Intervista allo scrittore Sean MacMalcom
Nome: Sean
Cognome: MacMalcom
Regione di residenza: Lombardia
Email: seanmacmalcom@yahoo.it
Intervista (03/09)
D) Ci racconti un po’ di lei e del suo approccio al mondo della scrittura
R) Salve a tutti.
Mi firmo come Sean MacMalcom e da oltre un anno sono autore della blog novel Midda’s Chronicles.
La mia opera, tuttora in corso di pubblicazione con cadenza quotidiana sul mio blog, nasce nel desiderio di ripercorrere le orme lasciate da grandi autori della letteratura mondiale, nel riproporre all’alba del terzo millennio quello che un tempo era definito con il termine feuilleton. Lo scorso 11 gennaio, felice per il risultato raggiunto, ho voluto festeggiare un anno di pubblicazioni online proponendo l’uscita di un primo volume cartaceo, Midda’s Chronicles – Il tempio nella palude (e altre storie), quale raccolta riveduta e corretta delle storie già proposte: ad esso, il prossimo 11 luglio, seguirà poi un secondo volume Midda’s Chronicles – Condannata (e altre storie).

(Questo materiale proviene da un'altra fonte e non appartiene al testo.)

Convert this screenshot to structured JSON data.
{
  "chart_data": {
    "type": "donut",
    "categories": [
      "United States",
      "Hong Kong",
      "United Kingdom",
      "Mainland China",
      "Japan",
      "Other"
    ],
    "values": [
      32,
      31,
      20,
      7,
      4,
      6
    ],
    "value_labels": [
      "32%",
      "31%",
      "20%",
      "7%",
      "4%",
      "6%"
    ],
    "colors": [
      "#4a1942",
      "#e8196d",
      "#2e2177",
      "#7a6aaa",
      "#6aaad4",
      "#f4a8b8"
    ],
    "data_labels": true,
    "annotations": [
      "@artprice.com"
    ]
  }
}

Il mio approccio, nei confronti della scrittura, penso che si possa definire senza falsa modestia come molto umile. Non ho pretese di sorta, non cerco di rivoluzionare il mondo a nessun livello con ciò che scrivo e, sinceramente, neppure mi importa di poter piacere ad eventuali lettori: semplicemente scrivo per il piacere di scrivere e se, nel fare questo, riesco anche a venire incontro all’approvazione di qualcuno, ovviamente, non posso che esserne felice.
D) Qual è stato il suo percorso di studi?
R) Nonostante la mia passione per le arti umanistiche, dilettandomi oltre nella scrittura anche nel disegno, ho seguito un percorso di studio completamente tecnico, con un diploma di ragioniere programmatore ed una laurea in ingegneria informatica.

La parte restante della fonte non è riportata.